O rapaz quase a ser adolescente e por isso
ainda com mais dúvidas, não resiste e concede-se o prazer de escolher um dos
livros da estante, e já que está ali, numa situação encalhada, na expectativa de
o futuro se desensarilhar quando o amigo aparecer e os dois forem jogar futebol
e serem felizes e eternos, decide-se pelo que mais lhe chama a atenção.
O livro, grande, pesado, não está escrito numa
língua que ele conheça, e mesmo fazendo o seu maior esforço, inflado da melhor
das vontades, não descodifica se não entender, vagamente, o segredo que guarda,
ajudado mais pelas ilustrações do que pelas palavras, enigmáticas palavras, não
acessíveis à sua compreensão.
No entanto, os símbolos são universais e
são representações honestas e voluntariosas da sopa de ideias. E o catraio compreende
isso, por intuição natural, por lastro próprio, e, desempoeirado e feliz, compreende
o símbolo olímpico, que está cunhado a relevo na capa do livro, e realiza que este
ilustra e fala de modalidades atléticas, que vêm do passado, porque as
ilustrações mostram homens e mulheres vestidos de forma estranha, que já não se
usa, e alguns, têm coroas de folhas de arbustos na cabeça, coisa mais estranha
ainda, mas que não lhes fica mal.
O rapaz cresceu, o tempo passou, essa
catedral já não existe e o silêncio já não é o mesmo.
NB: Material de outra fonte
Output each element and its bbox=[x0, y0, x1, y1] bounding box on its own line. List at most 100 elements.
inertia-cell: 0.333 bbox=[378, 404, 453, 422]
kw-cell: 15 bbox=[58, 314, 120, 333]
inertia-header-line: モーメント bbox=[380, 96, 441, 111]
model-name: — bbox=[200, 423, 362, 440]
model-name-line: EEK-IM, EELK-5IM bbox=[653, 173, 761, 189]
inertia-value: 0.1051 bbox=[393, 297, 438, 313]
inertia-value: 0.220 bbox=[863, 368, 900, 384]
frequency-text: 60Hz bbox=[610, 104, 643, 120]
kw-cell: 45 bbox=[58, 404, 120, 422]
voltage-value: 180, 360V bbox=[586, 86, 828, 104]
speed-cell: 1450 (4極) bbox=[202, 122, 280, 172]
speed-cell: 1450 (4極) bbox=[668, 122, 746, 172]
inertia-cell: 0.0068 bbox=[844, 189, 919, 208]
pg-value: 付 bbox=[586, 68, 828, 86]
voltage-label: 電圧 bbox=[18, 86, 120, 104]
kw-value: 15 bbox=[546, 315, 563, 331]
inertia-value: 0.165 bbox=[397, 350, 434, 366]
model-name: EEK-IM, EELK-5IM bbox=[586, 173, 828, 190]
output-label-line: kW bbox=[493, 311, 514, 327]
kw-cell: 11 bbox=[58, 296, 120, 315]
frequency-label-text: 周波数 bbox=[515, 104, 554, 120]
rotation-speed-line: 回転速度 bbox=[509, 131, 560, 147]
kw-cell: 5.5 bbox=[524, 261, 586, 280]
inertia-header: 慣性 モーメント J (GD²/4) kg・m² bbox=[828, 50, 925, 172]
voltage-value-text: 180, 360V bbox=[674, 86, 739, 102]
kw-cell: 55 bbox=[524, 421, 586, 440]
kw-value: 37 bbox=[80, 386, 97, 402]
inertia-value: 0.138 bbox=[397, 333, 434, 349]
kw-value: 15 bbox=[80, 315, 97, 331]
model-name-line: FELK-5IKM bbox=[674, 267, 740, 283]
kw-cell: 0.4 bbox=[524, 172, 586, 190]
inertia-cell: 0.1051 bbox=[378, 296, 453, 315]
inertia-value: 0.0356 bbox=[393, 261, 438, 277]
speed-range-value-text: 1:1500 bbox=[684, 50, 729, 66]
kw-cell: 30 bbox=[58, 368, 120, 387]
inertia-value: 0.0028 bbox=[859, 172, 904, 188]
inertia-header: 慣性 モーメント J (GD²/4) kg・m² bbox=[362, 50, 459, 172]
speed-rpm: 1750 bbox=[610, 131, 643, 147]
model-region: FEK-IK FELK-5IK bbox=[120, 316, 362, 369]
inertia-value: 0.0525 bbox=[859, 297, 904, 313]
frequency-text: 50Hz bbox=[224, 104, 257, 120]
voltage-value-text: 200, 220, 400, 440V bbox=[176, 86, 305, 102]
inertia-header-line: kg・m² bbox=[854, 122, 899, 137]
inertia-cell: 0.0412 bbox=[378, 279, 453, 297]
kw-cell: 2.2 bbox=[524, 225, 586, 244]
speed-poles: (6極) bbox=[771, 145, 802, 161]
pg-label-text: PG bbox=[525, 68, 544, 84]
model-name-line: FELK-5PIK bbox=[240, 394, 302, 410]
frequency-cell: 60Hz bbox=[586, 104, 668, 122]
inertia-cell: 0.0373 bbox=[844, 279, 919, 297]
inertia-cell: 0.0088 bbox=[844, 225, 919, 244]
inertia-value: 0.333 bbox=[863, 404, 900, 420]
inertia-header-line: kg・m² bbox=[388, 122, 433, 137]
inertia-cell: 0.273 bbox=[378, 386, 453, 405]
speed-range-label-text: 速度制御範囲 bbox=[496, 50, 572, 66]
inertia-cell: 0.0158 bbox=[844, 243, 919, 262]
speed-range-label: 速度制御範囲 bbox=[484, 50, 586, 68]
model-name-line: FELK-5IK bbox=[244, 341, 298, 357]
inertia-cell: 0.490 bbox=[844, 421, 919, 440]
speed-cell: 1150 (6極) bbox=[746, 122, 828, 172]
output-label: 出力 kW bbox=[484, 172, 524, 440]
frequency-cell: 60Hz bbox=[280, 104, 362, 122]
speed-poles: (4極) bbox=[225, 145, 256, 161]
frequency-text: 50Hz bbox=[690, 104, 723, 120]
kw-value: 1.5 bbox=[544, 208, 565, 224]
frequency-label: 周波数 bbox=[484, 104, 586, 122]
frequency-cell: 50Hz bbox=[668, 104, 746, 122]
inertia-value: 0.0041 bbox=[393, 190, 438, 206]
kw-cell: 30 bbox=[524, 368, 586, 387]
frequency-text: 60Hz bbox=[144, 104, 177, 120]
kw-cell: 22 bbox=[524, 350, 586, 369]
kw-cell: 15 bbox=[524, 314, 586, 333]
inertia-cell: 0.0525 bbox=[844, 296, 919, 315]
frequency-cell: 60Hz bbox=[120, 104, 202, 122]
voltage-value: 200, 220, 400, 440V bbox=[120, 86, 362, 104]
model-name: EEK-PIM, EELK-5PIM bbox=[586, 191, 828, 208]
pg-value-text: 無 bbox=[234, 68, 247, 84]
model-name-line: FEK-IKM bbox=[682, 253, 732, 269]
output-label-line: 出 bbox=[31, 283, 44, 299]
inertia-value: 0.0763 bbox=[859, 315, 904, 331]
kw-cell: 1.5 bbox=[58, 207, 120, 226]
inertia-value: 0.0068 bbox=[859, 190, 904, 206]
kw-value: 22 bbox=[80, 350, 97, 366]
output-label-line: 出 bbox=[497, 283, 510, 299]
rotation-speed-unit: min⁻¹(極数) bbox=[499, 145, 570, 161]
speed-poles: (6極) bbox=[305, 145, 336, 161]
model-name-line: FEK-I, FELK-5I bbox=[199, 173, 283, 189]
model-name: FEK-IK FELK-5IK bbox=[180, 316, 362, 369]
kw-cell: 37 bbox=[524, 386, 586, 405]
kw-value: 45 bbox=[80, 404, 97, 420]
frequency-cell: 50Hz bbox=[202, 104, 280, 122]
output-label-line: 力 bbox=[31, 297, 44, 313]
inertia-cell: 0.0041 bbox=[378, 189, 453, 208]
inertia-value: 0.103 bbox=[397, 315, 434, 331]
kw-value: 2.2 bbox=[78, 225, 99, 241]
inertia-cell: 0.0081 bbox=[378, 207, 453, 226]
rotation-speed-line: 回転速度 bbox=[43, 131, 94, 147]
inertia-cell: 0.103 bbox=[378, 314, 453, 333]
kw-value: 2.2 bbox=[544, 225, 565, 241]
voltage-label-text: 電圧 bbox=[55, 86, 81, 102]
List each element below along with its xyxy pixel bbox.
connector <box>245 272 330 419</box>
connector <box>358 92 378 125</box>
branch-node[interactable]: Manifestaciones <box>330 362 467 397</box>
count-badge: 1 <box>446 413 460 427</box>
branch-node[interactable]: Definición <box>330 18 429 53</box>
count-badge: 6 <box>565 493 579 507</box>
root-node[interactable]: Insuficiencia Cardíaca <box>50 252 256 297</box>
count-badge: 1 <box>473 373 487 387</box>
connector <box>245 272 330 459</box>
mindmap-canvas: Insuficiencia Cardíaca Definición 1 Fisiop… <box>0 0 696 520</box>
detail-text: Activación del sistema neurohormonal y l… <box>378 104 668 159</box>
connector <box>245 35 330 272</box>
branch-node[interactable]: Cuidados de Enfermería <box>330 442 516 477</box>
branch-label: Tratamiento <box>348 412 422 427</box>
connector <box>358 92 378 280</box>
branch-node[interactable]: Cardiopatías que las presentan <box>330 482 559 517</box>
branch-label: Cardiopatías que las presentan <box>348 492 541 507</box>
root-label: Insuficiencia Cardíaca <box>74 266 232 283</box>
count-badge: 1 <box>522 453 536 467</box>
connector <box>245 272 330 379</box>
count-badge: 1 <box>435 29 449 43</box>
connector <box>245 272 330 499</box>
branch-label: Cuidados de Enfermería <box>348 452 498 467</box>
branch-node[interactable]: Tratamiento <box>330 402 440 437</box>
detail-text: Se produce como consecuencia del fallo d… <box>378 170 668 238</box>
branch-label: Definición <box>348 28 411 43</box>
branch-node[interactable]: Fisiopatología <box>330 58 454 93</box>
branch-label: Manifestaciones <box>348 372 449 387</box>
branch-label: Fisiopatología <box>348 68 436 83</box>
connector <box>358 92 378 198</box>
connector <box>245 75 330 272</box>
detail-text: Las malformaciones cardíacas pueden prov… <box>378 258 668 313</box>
Nem o seu fascínio
natural e inocente, por nada, que se lhe apresente ao olhar, desfocado, húmido
e velho, tem o desfecho apoteótico daqueles tempos em que tudo era novidade e
ilusão.
Vem-lhe agora pelo ondular da memória, a
imagem daquele momento, daquele livro, daquele encantamento pelas imagens de
desportistas , heróis, deuses, quando toma atenção, que estava distraída noutras coisa,
no ecrã de televisão, e fica a assistir como um miúdo, a uma competição de
lançamento do dardo, e corrida, e salto, considerando que afinal, a quase nudez
estética dos atletas desse livro e as coroas que afinal eram de louro, é um
grande espectáculo que ele aprendeu de um livro, nesse dia longínquo e
esquecido, numa sala antecâmara de um
jogo de futebol na rua, até que o sol se despedisse e as suas mães se lembrassem
deles e os viessem chamar.
Esse livro também já não existe ou viajou
sem deixar sinais. O sumo sacerdote dessa catedral-biblioteca, assumiu tarefas
superiores noutras dimensões que são desconhecidas. O seu filho, o amigo do
rapaz curioso dos livros, deixou de jogar futebol, mas o miúdo não se conforma
com as sacanices do tempo e tem dias em que espera por ele com a bola debaixo
do braço.
Ilude-se que ele vai aparecer, que deixa o
que está a fazer, e que vão arranhar os joelhos, e chorar baba e ranho, e
diabos os levem senão chutam o mais magnifico golo alguma vez chutado e,
apoteóticos e com o orgulho a rebentar pelas costuras, dão voltas ao quarteirão
em gritos e pantomimices de crianças, e no final do dia, irmãos que são, sonham
que amanhã voltarão a fazer o mesmo, a marcar golos ainda melhores que esse.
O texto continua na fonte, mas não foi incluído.